16th September 2014 By: Leandi Kolver - Creamer Media Deputy Editor

SA committed to work with DRC to strengthen trade

Inga dam, DRC

South Africa is committed to working closely with the Democratic Republic of Congo (DRC) to strengthen and deepen bilateral trade relations and to develop the country’s economy, Department of Trade and Industry (DTI) acting deputy director-general Yunus Hoosen said this week.

Speaking at a trade and investment seminar, hosted by the DTI as part of its Investment and Trade Initiative, in Kinshasa, he pointed out that trade between South Africa and the DRC was currently skewed, with South Africa exporting goods and services to the value of R13-billion into the DRC, while very little came into South Africa from the DRC.

“The trade imbalance between the two countries needs to be addressed. That is the reason why, as a country, we are committed to putting a lot of emphasis on enhancing our economic cooperation, fast-tracking identified areas of support, and looking at infrastructure projects that we would like to work closely with the DRC on,” Hoosen stated.

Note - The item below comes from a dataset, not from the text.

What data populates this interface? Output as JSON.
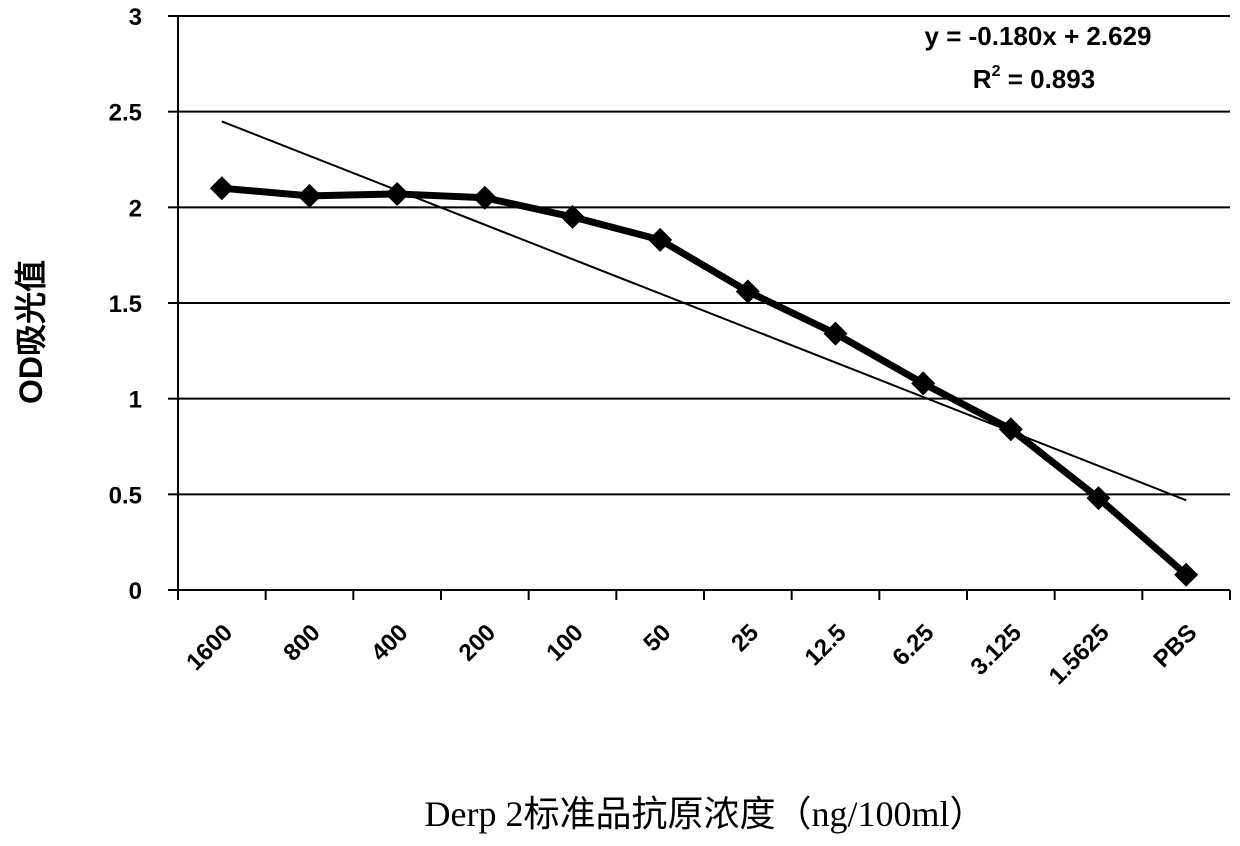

Also speaking at the seminar, South African Deputy Ambassador to the DRC Andrew Maswanganye emphasised that South Africa and the DRC had to do more to improve cooperation in the field of economic development to achieve their shared vision of eradicating unemployment, poverty and inequality by 2030.

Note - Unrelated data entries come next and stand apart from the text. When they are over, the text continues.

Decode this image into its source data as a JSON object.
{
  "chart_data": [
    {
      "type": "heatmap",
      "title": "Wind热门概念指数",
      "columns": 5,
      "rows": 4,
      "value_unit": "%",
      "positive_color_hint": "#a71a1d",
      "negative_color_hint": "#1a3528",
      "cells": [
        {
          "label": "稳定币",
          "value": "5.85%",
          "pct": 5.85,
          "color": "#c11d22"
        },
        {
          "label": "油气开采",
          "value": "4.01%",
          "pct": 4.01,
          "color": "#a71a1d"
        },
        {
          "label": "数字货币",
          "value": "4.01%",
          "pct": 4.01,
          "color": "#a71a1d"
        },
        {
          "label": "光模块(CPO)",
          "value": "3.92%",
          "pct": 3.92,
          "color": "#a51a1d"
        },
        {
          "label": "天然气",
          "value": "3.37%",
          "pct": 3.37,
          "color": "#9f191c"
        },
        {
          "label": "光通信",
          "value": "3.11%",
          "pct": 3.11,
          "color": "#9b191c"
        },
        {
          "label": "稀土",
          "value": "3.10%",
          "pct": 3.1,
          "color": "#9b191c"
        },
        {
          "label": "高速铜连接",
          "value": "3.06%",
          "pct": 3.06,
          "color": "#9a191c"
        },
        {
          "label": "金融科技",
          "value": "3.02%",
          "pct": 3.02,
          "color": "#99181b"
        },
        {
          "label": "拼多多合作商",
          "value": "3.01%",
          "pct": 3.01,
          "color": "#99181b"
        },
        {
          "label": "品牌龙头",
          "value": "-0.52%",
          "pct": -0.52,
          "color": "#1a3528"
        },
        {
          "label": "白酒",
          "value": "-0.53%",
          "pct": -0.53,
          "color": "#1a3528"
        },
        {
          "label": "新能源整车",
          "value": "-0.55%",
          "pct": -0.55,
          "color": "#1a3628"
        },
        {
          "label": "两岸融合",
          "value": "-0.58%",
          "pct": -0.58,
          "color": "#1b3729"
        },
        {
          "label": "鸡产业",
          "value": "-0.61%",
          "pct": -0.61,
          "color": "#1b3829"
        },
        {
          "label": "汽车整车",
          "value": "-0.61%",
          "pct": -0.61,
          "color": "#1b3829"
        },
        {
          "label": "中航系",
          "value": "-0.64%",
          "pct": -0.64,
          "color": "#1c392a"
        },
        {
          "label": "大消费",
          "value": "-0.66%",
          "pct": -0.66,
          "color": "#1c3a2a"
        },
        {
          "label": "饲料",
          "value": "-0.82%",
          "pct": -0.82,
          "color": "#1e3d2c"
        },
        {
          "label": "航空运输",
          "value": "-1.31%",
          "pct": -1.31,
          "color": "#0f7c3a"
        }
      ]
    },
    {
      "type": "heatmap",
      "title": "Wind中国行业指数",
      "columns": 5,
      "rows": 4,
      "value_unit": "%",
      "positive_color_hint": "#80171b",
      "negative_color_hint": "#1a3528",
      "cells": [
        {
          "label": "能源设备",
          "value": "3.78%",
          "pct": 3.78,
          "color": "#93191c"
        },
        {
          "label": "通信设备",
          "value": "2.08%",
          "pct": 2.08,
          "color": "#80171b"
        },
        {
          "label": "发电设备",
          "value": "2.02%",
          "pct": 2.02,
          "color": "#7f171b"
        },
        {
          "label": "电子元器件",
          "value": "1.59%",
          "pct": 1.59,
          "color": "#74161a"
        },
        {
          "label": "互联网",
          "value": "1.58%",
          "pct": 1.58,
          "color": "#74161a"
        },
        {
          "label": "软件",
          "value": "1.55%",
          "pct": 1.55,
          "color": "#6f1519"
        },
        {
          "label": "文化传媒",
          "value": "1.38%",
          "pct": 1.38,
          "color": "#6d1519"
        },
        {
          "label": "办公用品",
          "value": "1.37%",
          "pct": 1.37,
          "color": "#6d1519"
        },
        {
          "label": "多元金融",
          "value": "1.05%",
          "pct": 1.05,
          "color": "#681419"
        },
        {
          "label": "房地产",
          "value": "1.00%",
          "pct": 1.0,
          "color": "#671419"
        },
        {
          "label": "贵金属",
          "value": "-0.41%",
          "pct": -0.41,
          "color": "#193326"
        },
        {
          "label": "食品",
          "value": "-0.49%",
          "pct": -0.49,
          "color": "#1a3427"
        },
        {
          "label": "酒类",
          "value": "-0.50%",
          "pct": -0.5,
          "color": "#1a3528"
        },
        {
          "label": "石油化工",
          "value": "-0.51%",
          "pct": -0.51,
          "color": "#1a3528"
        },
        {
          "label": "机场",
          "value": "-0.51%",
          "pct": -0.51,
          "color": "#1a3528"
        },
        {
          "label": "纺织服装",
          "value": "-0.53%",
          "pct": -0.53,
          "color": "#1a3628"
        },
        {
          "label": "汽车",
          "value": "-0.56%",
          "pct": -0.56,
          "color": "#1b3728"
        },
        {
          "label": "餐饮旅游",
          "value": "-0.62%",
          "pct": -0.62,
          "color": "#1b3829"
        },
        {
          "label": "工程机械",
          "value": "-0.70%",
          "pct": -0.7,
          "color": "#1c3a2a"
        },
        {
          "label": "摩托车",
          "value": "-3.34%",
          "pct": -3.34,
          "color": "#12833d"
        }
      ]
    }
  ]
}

“This calls for a greater need to industrialise our economies by utilising the natural and ecological resources, skills, technologies, and other development partnerships that we have,” he said.

He noted that the DRC government had prioritised industrialisation as the most important intervention to help put the country on the path to sustainable inclusive economic development.

“Development programmes that have been identified and shared with the South African government include the development of the Grand Inga hydropower complex, which has the potential to be the hub of the DRC power generation industry, and which, if fully exploited, can supply energy to as many as five-million households across Africa,” he added.

Further, Maswanganye expressed optimism that the redevelopment of the Congolese agriculture and agroprocessing capacity through agroindustrial parks would help restore the significance of agriculture in the DRC to its 1966 status when it accounted for the largest share of the country’s gross domestic product.

“There is also the modernisation of the service sector by improving the regulatory climate and strengthening institutions of corporate governance, especially in areas such as information and communication technology, financial services, retail and tourism in the DRC.

“This is where South African and DRC companies can partner to take advantage of opportunities," he said, adding that there was also a significant improvement in the transformation of the legal institutional framework governing the mining industry in the DRC.